David McCraw, The Times’s deputy general counsel who has been with the paper for 18 years, said the treatment of Mr. McFadden and other journalists was “quite shocking.”

“From time to time, in New York, we have people who feel like police are interfering with their ability to get to a scene,” he said. “But we don’t see regular physical harm being inflicted the way we did in Kenosha, Wis., and the way we did in Minneapolis.” (In Kenosha, after a white officer shot a Black man, Jacob Blake, seven times and left him partly paralyzed, journalists covering protests were shot with rubber bullets fired by law enforcement.)

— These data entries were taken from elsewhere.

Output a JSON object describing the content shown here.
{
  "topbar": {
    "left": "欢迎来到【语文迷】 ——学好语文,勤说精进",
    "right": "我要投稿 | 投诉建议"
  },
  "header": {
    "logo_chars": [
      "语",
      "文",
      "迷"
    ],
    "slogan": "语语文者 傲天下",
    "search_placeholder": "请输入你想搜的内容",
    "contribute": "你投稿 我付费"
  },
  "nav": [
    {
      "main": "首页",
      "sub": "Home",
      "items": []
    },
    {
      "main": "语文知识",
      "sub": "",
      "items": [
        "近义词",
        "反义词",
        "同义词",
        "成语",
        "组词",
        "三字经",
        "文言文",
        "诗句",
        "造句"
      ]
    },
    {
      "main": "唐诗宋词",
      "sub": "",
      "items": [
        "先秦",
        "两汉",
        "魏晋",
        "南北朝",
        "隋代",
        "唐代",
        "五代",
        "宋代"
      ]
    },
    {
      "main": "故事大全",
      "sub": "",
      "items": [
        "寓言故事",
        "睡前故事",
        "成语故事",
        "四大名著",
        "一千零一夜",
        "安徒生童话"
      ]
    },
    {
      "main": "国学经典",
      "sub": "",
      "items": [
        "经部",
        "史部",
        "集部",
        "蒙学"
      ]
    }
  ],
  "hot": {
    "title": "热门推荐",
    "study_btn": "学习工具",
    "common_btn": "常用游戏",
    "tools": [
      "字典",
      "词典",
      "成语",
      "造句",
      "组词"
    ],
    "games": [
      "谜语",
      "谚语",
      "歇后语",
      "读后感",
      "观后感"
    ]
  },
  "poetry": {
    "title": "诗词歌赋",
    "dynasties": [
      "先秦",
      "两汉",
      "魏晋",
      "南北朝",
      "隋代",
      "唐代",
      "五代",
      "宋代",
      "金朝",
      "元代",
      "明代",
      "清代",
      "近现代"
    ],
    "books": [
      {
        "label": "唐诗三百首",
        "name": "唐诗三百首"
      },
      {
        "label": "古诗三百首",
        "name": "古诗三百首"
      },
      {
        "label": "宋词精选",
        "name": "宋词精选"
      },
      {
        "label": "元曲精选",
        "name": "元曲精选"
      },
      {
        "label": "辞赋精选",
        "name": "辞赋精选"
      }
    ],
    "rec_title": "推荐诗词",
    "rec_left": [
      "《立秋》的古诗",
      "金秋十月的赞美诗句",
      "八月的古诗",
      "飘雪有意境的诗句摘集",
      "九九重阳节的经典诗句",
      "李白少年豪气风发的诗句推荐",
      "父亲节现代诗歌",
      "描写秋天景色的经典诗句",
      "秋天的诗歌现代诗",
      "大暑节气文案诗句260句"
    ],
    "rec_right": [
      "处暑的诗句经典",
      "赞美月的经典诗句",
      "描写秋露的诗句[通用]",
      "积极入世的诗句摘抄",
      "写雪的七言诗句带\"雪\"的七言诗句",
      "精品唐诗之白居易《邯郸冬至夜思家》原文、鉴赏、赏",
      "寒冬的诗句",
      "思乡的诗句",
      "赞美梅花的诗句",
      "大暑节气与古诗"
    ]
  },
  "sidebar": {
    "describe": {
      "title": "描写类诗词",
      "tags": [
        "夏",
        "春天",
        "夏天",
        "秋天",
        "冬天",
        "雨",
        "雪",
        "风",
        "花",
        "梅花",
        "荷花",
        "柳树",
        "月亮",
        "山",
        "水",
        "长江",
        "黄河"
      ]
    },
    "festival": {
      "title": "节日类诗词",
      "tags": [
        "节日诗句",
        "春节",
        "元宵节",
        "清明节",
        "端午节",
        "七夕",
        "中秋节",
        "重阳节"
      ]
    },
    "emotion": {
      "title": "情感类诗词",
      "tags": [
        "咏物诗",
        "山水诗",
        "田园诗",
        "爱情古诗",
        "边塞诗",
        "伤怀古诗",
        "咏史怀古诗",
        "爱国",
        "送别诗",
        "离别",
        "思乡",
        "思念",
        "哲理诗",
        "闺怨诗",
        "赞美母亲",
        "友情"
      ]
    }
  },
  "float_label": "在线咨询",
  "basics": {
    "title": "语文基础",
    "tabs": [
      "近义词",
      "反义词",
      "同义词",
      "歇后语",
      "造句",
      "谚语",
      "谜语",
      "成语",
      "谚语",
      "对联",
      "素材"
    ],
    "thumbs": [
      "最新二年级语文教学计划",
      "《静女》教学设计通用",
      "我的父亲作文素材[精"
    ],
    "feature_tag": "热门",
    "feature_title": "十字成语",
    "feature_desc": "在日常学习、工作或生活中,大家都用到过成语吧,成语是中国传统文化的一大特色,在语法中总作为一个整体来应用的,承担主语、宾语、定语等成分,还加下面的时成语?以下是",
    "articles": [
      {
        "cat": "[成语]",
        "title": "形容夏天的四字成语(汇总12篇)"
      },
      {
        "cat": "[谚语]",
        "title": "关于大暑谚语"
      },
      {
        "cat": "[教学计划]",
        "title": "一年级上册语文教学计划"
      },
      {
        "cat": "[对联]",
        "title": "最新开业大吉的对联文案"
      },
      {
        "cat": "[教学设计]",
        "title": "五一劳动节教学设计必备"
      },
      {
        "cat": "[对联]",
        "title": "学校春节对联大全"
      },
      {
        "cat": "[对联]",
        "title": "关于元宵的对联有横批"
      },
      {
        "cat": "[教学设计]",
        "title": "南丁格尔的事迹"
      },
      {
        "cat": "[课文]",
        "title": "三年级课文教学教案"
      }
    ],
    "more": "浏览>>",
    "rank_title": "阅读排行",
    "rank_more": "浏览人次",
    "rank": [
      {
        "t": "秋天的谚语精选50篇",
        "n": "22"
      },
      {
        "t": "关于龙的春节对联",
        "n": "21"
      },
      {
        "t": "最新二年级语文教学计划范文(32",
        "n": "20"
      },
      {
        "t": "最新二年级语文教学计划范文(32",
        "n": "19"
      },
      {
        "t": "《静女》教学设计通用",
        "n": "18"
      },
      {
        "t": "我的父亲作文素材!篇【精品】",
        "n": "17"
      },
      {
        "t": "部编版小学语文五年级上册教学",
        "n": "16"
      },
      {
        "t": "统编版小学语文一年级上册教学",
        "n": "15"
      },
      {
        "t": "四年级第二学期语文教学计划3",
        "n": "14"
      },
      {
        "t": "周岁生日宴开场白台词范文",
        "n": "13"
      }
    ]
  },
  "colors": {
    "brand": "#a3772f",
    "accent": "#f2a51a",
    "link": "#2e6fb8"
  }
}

The Times works hard to try to prevent situations from escalating, Jia Lynn Yang, The Times’s National editor, said. Reporters and editors meet with a security team before covering a potentially volatile event, during which they are advised that their safety always comes first.

“That’s another reason why this treatment from police is so unfortunate,” she said. “We are not trying to insert ourselves in the middle of confrontations. Our job — and it’s important that we are allowed to do it — is to be there to observe.”

Meaghan Looram, the director of photography for The Times, said editors work with photographers to create a security plan and maintain contact throughout the event they are covering. Journalists receive protective equipment that may include hazard gear like gas masks.

“We do our best to ensure that any journalist assigned to a hazardous or volatile situation is as prepared as possible, from a physical, legal and security perspective,” she said.